L’Équateur rappelle son ambassadeur en Colombie après une passe d’armes sur le sort d’un ancien haut dirigeant écroué

Les tensions diplomatiques s’intensifient en Amérique latine. Le gouvernement équatorien a décidé de rappeler son représentant en Colombie, en réponse à des commentaires émanant de la présidence colombienne concernant la détention d’une figure politique de premier plan.

Selon les informations rapportées par la chaîne Al Jazeera, la ministre équatorienne des Affaires étrangères, Gabriela Sommerfeld, a confirmé mercredi le rappel de l’ambassadeur Arturo Felix Wong, en poste à Bogota. Cette décision fait suite à une série de déclarations du président colombien Gustavo Petro, qui a publiquement critiqué les conditions d’incarcération de l’ancien vice-président équatorien Jorge Glas.

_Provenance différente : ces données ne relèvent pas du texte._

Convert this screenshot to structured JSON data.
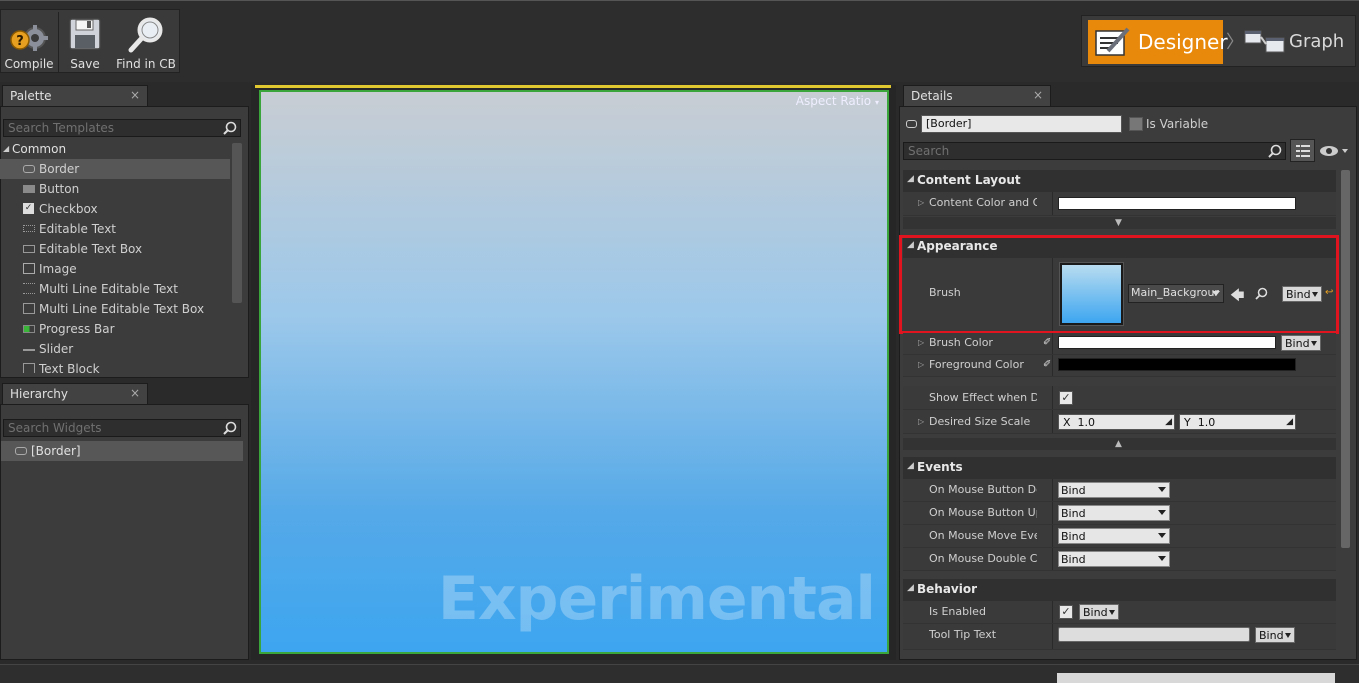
{
  "toolbar": {
    "compile_label": "Compile",
    "save_label": "Save",
    "find_label": "Find in CB"
  },
  "mode": {
    "designer_label": "Designer",
    "graph_label": "Graph",
    "chevron": "〉"
  },
  "palette": {
    "tab_label": "Palette",
    "close": "×",
    "search_placeholder": "Search Templates",
    "category": "Common",
    "items": [
      "Border",
      "Button",
      "Checkbox",
      "Editable Text",
      "Editable Text Box",
      "Image",
      "Multi Line Editable Text",
      "Multi Line Editable Text Box",
      "Progress Bar",
      "Slider",
      "Text Block"
    ]
  },
  "hierarchy": {
    "tab_label": "Hierarchy",
    "close": "×",
    "search_placeholder": "Search Widgets",
    "root": "[Border]"
  },
  "canvas": {
    "aspect_label": "Aspect Ratio",
    "watermark": "Experimental"
  },
  "details": {
    "tab_label": "Details",
    "close": "×",
    "name_value": "[Border]",
    "is_variable_label": "Is Variable",
    "search_placeholder": "Search",
    "content_layout": {
      "header": "Content Layout",
      "color_label": "Content Color and Op"
    },
    "appearance": {
      "header": "Appearance",
      "brush_label": "Brush",
      "brush_asset": "Main_Backgrour",
      "bind": "Bind",
      "brush_color_label": "Brush Color",
      "foreground_label": "Foreground Color",
      "show_effect_label": "Show Effect when Dis",
      "desired_size_label": "Desired Size Scale",
      "x_label": "X",
      "x_value": "1.0",
      "y_label": "Y",
      "y_value": "1.0"
    },
    "events": {
      "header": "Events",
      "rows": [
        "On Mouse Button Dov",
        "On Mouse Button Up",
        "On Mouse Move Ever",
        "On Mouse Double Clic"
      ],
      "bind": "Bind"
    },
    "behavior": {
      "header": "Behavior",
      "enabled_label": "Is Enabled",
      "tooltip_label": "Tool Tip Text",
      "bind": "Bind"
    }
  },
  "colors": {
    "accent": "#e8890c",
    "highlight": "#e0141e",
    "canvas_border": "#3aa53a"
  }
}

Gustavo Petro a multiplié les interventions sur les réseaux sociaux, qualifiant Jorge Glas de « prisonnier politique ». Le dirigeant colombien, qui a accordé la nationalité de son pays à l’ancien vice-président en septembre dernier, a réclamé son transfert. Il a notamment alerté sur l’état de santé du détenu, incarcéré dans la prison de sécurité maximale d’El Encuentro. D’après lui, Jorge Glas ne reçoit pas une alimentation adéquate, souffre de malnutrition sévère et d’une perte de masse musculaire. Il a ajouté que laisser une personne mourir de faim s’apparenterait à un « crime contre l’humanité ».

Ces propos ont provoqué la réaction immédiate de Quito. Le président de l’Équateur, Daniel Noboa, a dénoncé une ingérence étrangère. Dans un message publié mardi, il a souligné que ces déclarations constituaient une atteinte à la souveraineté de son pays et une violation du principe de non-intervention. La cheffe de la diplomatie équatorienne a, de son côté, qualifié les messages de Bogota de provocation.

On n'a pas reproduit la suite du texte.